Y en este caso nos encontramos con una decisión del Tribunal del Jurado alcanzada tras analizar una serie de pruebas como las declaraciones testificales y periciales, especialmente la de los médicos forenses, además de las propias manifestaciones del mismo acusado, todas ellas válidas en su producción, razonablemente valoradas y plenamente capaces para sustentar el veredicto de culpabilidad y el posterior Fallo condenatorio de la sentencia.
Conviene insistir en que el Derecho Fundamental a la Presunción de Inocencia exige la motivación del veredicto y la sentencia, debiendo explicitarse la base probatoria que enerva el Principio de Presunción de Inocencia. La valoración probatoria conjunta corresponde al Jurado que debe motivar su veredicto. La Sentencia del Magistrado-Presidente debe respetar la ponderación probatoria del Jurado y debe motivar y fundamentar la valoración del Jurado. El Tribunal del Jurado es el único que adopta la resolución con plena aplicación de los principios de inmediación procesal y de oralidad; lo que no sucede ni con el Recurso de Apelación restringido que se tramita ante la Sala de lo Civil y Penal del Tribunal Superior de Justicia, ni con el Recurso de Casación ante el Tribunal Supremo. La Sentencia del Tribunal Constitucional 125/ 2002 de 20 de Mayo , recuerda la necesidad de la garantía de oralidad e inmediación para poder proceder a revisar la valoración probatoria. En la Apelación restringida rige la garantía de contradicción, en absoluto la de la inmediación, por lo que como hemos indicado previamente no procede un nuevo examen de la valoración probatoria. Se exceptúa obviamente, el control en esta sede, como en su caso, en la del Tribunal Supremo, en vía de Casación y en la de Tribunal Constitucional en vía de amparo, de la racionalidad del discurso que une la actividad probatoria y el relato fáctico que de ella resulta "mutatis mutandi" aplicable a la fijación fáctica y valoración efectuadas en el Veredicto del Tribunal del Jurado y la Sentencia del Magistrado Presidente que lo acoge.

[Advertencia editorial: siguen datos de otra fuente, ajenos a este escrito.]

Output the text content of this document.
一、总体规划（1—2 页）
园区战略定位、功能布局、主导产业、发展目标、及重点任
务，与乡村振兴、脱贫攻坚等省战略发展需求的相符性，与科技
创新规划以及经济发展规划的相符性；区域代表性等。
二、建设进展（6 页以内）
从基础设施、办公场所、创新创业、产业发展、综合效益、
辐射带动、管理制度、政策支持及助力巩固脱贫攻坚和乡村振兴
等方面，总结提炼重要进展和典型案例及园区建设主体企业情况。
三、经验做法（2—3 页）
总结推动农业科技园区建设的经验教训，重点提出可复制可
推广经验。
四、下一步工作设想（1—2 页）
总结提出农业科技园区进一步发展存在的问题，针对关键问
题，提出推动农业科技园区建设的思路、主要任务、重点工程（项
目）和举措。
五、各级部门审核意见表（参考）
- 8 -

Ahora bien, el Derecho Fundamental a la Presunción de Inocencia no puede convertirse en un cajón de sastre que se utilice para cuestionar los hechos probados, la valoración de la prueba y la fundamentación jurídica, sin base para ello. No debe utilizarse este importante motivo de impugnación como una simple cláusula de estilo.
Pero en este caso concreto, atendida la doctrina legal y jurisprudencial expuesta, el Jurado ha considerado que existían pruebas suficientes para enervar la Presunción de Inocencia del acusado, declarando su culpabilidad y por ello, este motivo del recurso, tampoco puede prosperar.
OCTAVO.- De conformidad con el artículo 240 de la ley de Enjuiciamiento Criminal , se declaran de oficio las costas devengadas en la apelación, al no apreciarse motivos suficientes que justifiquen su imposición.
Vistos los preceptos legales citados y demás de pertinente y general aplicación
Fallo
Se desestima el recurso de apelación interpuesto por la Procuradora Dña. Ana Isabel Arroyo Hernández, contra la sentencia del Tribunal del Jurado de fecha, 2 de julio de 2010, dictada por la Sección Segunda de la Audiencia Provincial de Cáceres y se confirma la misma, con declaración de las costas de oficio.
Notifíquese la presente Sentencia al Ministerio Fiscal y a las partes personadas, y notifíquese personalmente al acusado interno en el Centro Penitenciario de Topas (Salamanca), para lo cual líbrese el correspondiente Exhorto al Juzgado de Paz de Topas, haciéndoles saber que cabe Recurso de Casación ante la Sala Segunda del Tribunal Supremo que se preparará, en su caso, mediante escrito autorizado por Abogado y Procurador dentro de los cinco días siguientes al de la última notificación, ante esta Sala.
Así por esta nuestra Sentencia, lo pronunciamos, mandamos y firmamos.- Firmados: Julio Márquez de Prado Pérez.- Jacinto Riera Mateos.- Manuela Eslava Rodríguez.- Rubricados."